During the 16th and 17th centuries, the Muisca legend of El Dorado evolved across the Atlantic.

First, a 16th-century Spanish poet spread word of a man in Quito who knew a man in Bogotá who claimed the king there covered himself in powdered gold. The king was called El Dorado (Bogotá’s airport is, too).

Later, the tales involved ritual sacrifices at lakes or cliffs, using gold and emeralds. Eventually, El Dorado became an entire city of riches, where the king would wear only powdered gold as a suit — the hammered kind was too vulgar for him.

It sounds like a ridiculous game of telephone, until you visit the Museo del Oro.

Room after room of meticulously crafted armor, jewelry, and animal totems in dazzling yellow gold show why the legend was taken seriously for 200 years. The Muisca had serious bling.

The Museo is free on Sundays. If it’s crowded when you go, seek out two items.

The first is the gorgeous conch shell, now disintegrated, but preserved in silhouette by a lost artist who wrapped it in gold foil.

The second is the Muisca raft figure, displayed alone in a dark room, glistening in blazing gold with the king, El Dorado, surrounded by minions, sacrificing riches and who knows what else into a lake.

🕞 3:30P: Govinda’s Loto Azul

Colombia is a wonderful country for vegetarians. In many cities, Hindu centers, often still run by Colombians, offer yoga classes and have vegetarian kitchens that are part-typical restaurant and part-Latin cafetería.

In Bogotá, Govinda’s Loto Azul — or Blue Lotus — offers four meals for lunch. Each comes with a salad bar, a big bowl of soup with grains, and a tall glass of fresh-pressed vegetable juice.

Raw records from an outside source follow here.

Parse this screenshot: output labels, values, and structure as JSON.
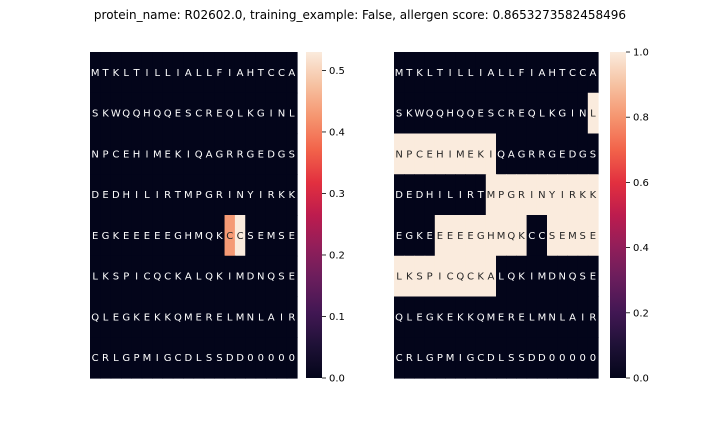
{
  "figure": {
    "title": "protein_name: R02602.0, training_example: False, allergen score: 0.8653273582458496"
  },
  "chart_data": [
    {
      "type": "heatmap",
      "colormap": "rocket",
      "rows": [
        "MTKLTILLIALLFIAHTCCA",
        "SKWQQHQQESCREQLKGINL",
        "NPCEHIMEKIQAGRRGEDGS",
        "DEDHILIRTMPGRINYIRKK",
        "EGKEEEEEGHMQKCCSEMSE",
        "LKSPICQCKALQKIMDNQSE",
        "QLEGKEKKQMERELMNLAIR",
        "CRLGPMIGCDLSSDD00000"
      ],
      "values": [
        [
          0,
          0,
          0,
          0,
          0,
          0,
          0,
          0,
          0,
          0,
          0,
          0,
          0,
          0,
          0,
          0,
          0,
          0,
          0,
          0
        ],
        [
          0,
          0,
          0,
          0,
          0,
          0,
          0,
          0,
          0,
          0,
          0,
          0,
          0,
          0,
          0,
          0,
          0,
          0,
          0,
          0
        ],
        [
          0,
          0,
          0,
          0,
          0,
          0,
          0,
          0,
          0,
          0,
          0,
          0,
          0,
          0,
          0,
          0,
          0,
          0,
          0,
          0
        ],
        [
          0,
          0,
          0,
          0,
          0,
          0,
          0,
          0,
          0,
          0,
          0,
          0,
          0,
          0,
          0,
          0,
          0,
          0,
          0,
          0
        ],
        [
          0,
          0,
          0,
          0,
          0,
          0,
          0,
          0,
          0,
          0,
          0,
          0,
          0,
          0.43,
          0.53,
          0,
          0,
          0,
          0,
          0
        ],
        [
          0,
          0,
          0,
          0,
          0,
          0,
          0,
          0,
          0,
          0,
          0,
          0,
          0,
          0,
          0,
          0,
          0,
          0,
          0,
          0
        ],
        [
          0,
          0,
          0,
          0,
          0,
          0,
          0,
          0,
          0,
          0,
          0,
          0,
          0,
          0,
          0,
          0,
          0,
          0,
          0,
          0
        ],
        [
          0,
          0,
          0,
          0,
          0,
          0,
          0,
          0,
          0,
          0,
          0,
          0,
          0,
          0,
          0,
          0,
          0,
          0,
          0,
          0
        ]
      ],
      "vmin": 0,
      "vmax": 0.53,
      "colorbar_ticks": [
        "0.0",
        "0.1",
        "0.2",
        "0.3",
        "0.4",
        "0.5"
      ],
      "colorbar_tick_values": [
        0,
        0.1,
        0.2,
        0.3,
        0.4,
        0.5
      ]
    },
    {
      "type": "heatmap",
      "colormap": "rocket",
      "rows": [
        "MTKLTILLIALLFIAHTCCA",
        "SKWQQHQQESCREQLKGINL",
        "NPCEHIMEKIQAGRRGEDGS",
        "DEDHILIRTMPGRINYIRKK",
        "EGKEEEEEGHMQKCCSEMSE",
        "LKSPICQCKALQKIMDNQSE",
        "QLEGKEKKQMERELMNLAIR",
        "CRLGPMIGCDLSSDD00000"
      ],
      "values": [
        [
          0,
          0,
          0,
          0,
          0,
          0,
          0,
          0,
          0,
          0,
          0,
          0,
          0,
          0,
          0,
          0,
          0,
          0,
          0,
          0
        ],
        [
          0,
          0,
          0,
          0,
          0,
          0,
          0,
          0,
          0,
          0,
          0,
          0,
          0,
          0,
          0,
          0,
          0,
          0,
          0,
          1
        ],
        [
          1,
          1,
          1,
          1,
          1,
          1,
          1,
          1,
          1,
          1,
          0,
          0,
          0,
          0,
          0,
          0,
          0,
          0,
          0,
          0
        ],
        [
          0,
          0,
          0,
          0,
          0,
          0,
          0,
          0,
          0,
          1,
          1,
          1,
          1,
          1,
          1,
          1,
          1,
          1,
          1,
          1
        ],
        [
          0,
          0,
          0,
          0,
          1,
          1,
          1,
          1,
          1,
          1,
          1,
          1,
          1,
          0,
          0,
          1,
          1,
          1,
          1,
          1
        ],
        [
          1,
          1,
          1,
          1,
          1,
          1,
          1,
          1,
          1,
          1,
          0,
          0,
          0,
          0,
          0,
          0,
          0,
          0,
          0,
          0
        ],
        [
          0,
          0,
          0,
          0,
          0,
          0,
          0,
          0,
          0,
          0,
          0,
          0,
          0,
          0,
          0,
          0,
          0,
          0,
          0,
          0
        ],
        [
          0,
          0,
          0,
          0,
          0,
          0,
          0,
          0,
          0,
          0,
          0,
          0,
          0,
          0,
          0,
          0,
          0,
          0,
          0,
          0
        ]
      ],
      "vmin": 0,
      "vmax": 1,
      "colorbar_ticks": [
        "0.0",
        "0.2",
        "0.4",
        "0.6",
        "0.8",
        "1.0"
      ],
      "colorbar_tick_values": [
        0,
        0.2,
        0.4,
        0.6,
        0.8,
        1.0
      ]
    }
  ]
}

We had the falafel plate and a fava-bean platter. Everything was farm-fresh, portions were giant, and we got out for about $10 U.S. total.

🕟 4:30P: Siesta

After our meal, we decided to take a siesta, the legit Latin American kind where we dozed and ate Yupi Rizadas, a lime-seasoned, ridged potato chip, over two-plus hours. It was glorious, particularly the potato chips.

🕝 7P: Santa Fé

After our siesta, we were curious about seeing other parts of Bogotá, so we thought we’d walk the hour or so through Chapinero, the Brooklyn of Bogotá, and into Zona T, which is perhaps more like South Beach, only without the beach.

We don’t actually know for sure, because our walk turned out to be completely misguided — and, if now, it feels more like an experience, at the time, it felt like a mistake.

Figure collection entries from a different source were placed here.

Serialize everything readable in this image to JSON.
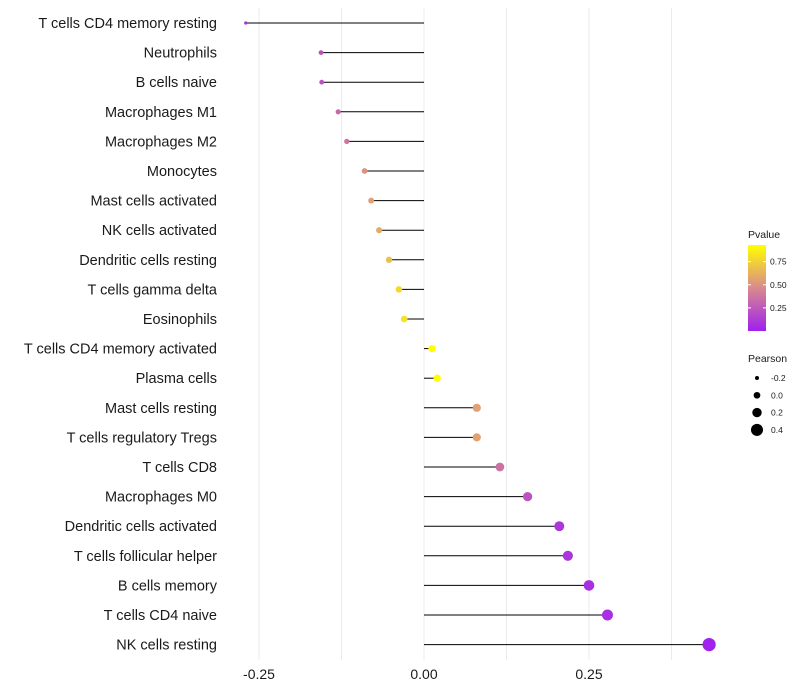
{
  "chart_data": {
    "type": "lollipop",
    "title": "",
    "xlabel": "",
    "ylabel": "",
    "xlim": [
      -0.27,
      0.43
    ],
    "xticks": [
      -0.25,
      0.0,
      0.25
    ],
    "xtick_labels": [
      "-0.25",
      "0.00",
      "0.25"
    ],
    "grid": true,
    "categories": [
      "T cells CD4 memory resting",
      "Neutrophils",
      "B cells naive",
      "Macrophages M1",
      "Macrophages M2",
      "Monocytes",
      "Mast cells activated",
      "NK cells activated",
      "Dendritic cells resting",
      "T cells gamma delta",
      "Eosinophils",
      "T cells CD4 memory activated",
      "Plasma cells",
      "Mast cells resting",
      "T cells regulatory  Tregs",
      "T cells CD8",
      "Macrophages M0",
      "Dendritic cells activated",
      "T cells follicular helper",
      "B cells memory",
      "T cells CD4 naive",
      "NK cells resting"
    ],
    "pearson": [
      -0.27,
      -0.156,
      -0.155,
      -0.13,
      -0.117,
      -0.09,
      -0.08,
      -0.068,
      -0.053,
      -0.038,
      -0.03,
      0.012,
      0.02,
      0.08,
      0.08,
      0.115,
      0.157,
      0.205,
      0.218,
      0.25,
      0.278,
      0.432
    ],
    "pvalue": [
      0.05,
      0.22,
      0.23,
      0.31,
      0.38,
      0.5,
      0.55,
      0.6,
      0.68,
      0.78,
      0.82,
      0.95,
      0.93,
      0.56,
      0.56,
      0.36,
      0.23,
      0.1,
      0.09,
      0.07,
      0.06,
      0.01
    ],
    "legend_color": {
      "title": "Pvalue",
      "tick_values": [
        0.75,
        0.5,
        0.25
      ],
      "tick_labels": [
        "0.75",
        "0.50",
        "0.25"
      ],
      "range": [
        0.0,
        0.93
      ],
      "low_color": "#a020f0",
      "mid_color": "#d9898e",
      "high_color": "#ffff00"
    },
    "legend_size": {
      "title": "Pearson",
      "values": [
        -0.2,
        0.0,
        0.2,
        0.4
      ],
      "labels": [
        "-0.2",
        "0.0",
        "0.2",
        "0.4"
      ]
    },
    "legend_position": "right"
  }
}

So, don’t walk Calle 19 through the Santa Fé neighborhood, unless you are specifically interested in barely functional street lights, crowds of obviously suffering heroin addicts, mentally ill vagrants, knock-kneed packs of prostitutes, and an Uber dead zone.

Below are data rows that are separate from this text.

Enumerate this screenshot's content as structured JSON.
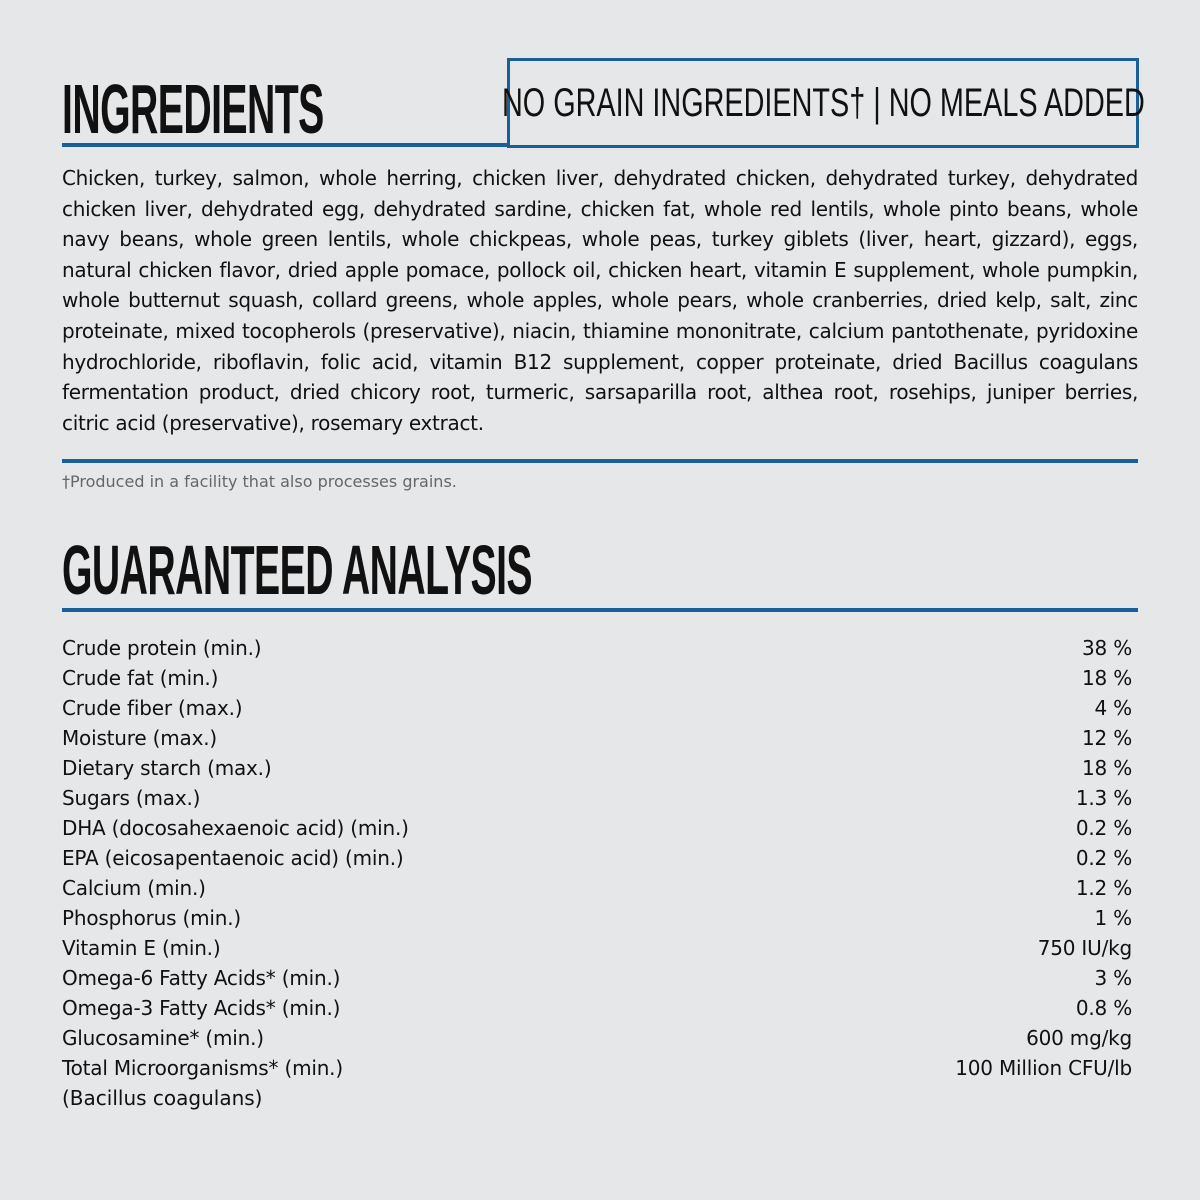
{
  "ingredients": {
    "title": "INGREDIENTS",
    "badge": "NO GRAIN INGREDIENTS† | NO MEALS ADDED",
    "text": "Chicken, turkey, salmon, whole herring, chicken liver, dehydrated chicken, dehydrated turkey, dehydrated chicken liver, dehydrated egg, dehydrated sardine, chicken fat, whole red lentils, whole pinto beans, whole navy beans, whole green lentils, whole chickpeas, whole peas, turkey giblets (liver, heart, gizzard), eggs, natural chicken flavor, dried apple pomace, pollock oil, chicken heart, vitamin E supplement, whole pumpkin, whole butternut squash, collard greens, whole apples, whole pears, whole cranberries, dried kelp, salt, zinc proteinate, mixed tocopherols (preservative), niacin, thiamine mononitrate, calcium pantothenate, pyridoxine hydrochloride, riboflavin, folic acid, vitamin B12 supplement, copper proteinate, dried Bacillus coagulans fermentation product, dried chicory root, turmeric, sarsaparilla root, althea root, rosehips, juniper berries, citric acid (preservative), rosemary extract.",
    "footnote": "†Produced in a facility that also processes grains."
  },
  "analysis": {
    "title": "GUARANTEED ANALYSIS",
    "rows": [
      {
        "label": "Crude protein (min.)",
        "value": "38 %"
      },
      {
        "label": "Crude fat (min.)",
        "value": "18 %"
      },
      {
        "label": "Crude fiber (max.)",
        "value": "4 %"
      },
      {
        "label": "Moisture (max.)",
        "value": "12 %"
      },
      {
        "label": "Dietary starch (max.)",
        "value": "18 %"
      },
      {
        "label": "Sugars (max.)",
        "value": "1.3 %"
      },
      {
        "label": "DHA (docosahexaenoic acid) (min.)",
        "value": "0.2 %"
      },
      {
        "label": "EPA (eicosapentaenoic acid) (min.)",
        "value": "0.2 %"
      },
      {
        "label": "Calcium (min.)",
        "value": "1.2 %"
      },
      {
        "label": "Phosphorus (min.)",
        "value": "1 %"
      },
      {
        "label": "Vitamin E (min.)",
        "value": "750 IU/kg"
      },
      {
        "label": "Omega-6 Fatty Acids* (min.)",
        "value": "3 %"
      },
      {
        "label": "Omega-3 Fatty Acids* (min.)",
        "value": "0.8 %"
      },
      {
        "label": "Glucosamine* (min.)",
        "value": "600 mg/kg"
      },
      {
        "label": "Total Microorganisms* (min.)",
        "value": "100 Million CFU/lb"
      }
    ],
    "subnote": "(Bacillus coagulans)"
  },
  "colors": {
    "accent": "#1a5e9a",
    "background": "#e6e7e9"
  }
}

Oh, and literal garbage fires.

Let’s just say it happened fast enough, we didn’t realize, and then we had gone so far, we assumed we must be almost through — and then we turned around and walked through it again, back to La Candelaria. 

Lesson learned: you can do a lot in Bogotá in 24 hours, but not everything.

🕘  9P: La Candelaria Street Art

Cat mural by APC in Bogotá
After cops killed a graffiti artist in 2011, Bogotá began promoting street art. See the rest of this mural by local crew APC on our Instagram @alexander_watches.

If you need any proof that Bogotá is a progressive capital, look to its street art. Once an outlaw’s work, outdoor murals are now perfectly legal.

In some cities, legalization dulls the art’s edge — what’s fun about following the rules? — but after cops shot a graffiti artist dead in 2011, Bogotá recapitulated. The city now supports and even commissions street art.

A donation-based tour, started by an Australian artist, is available twice a day in La Candelaria, if you want a guided look.

We wanted to go at night, so we zig-zagged the calles and carreras, walking up hills, crossing streets, and doubling back, turned around amid shuttered windows and tin or tile roofs.

A quick taco stop kept us living, but by midnight, we were propped up on a bench in front of an APC mural of cartoon cats.

The piece is vivid, takes two walls and rounds a corner, but the power had gone out on the block, so it was quiet amid the party clamor of adjacent streets, and it suddenly felt very late.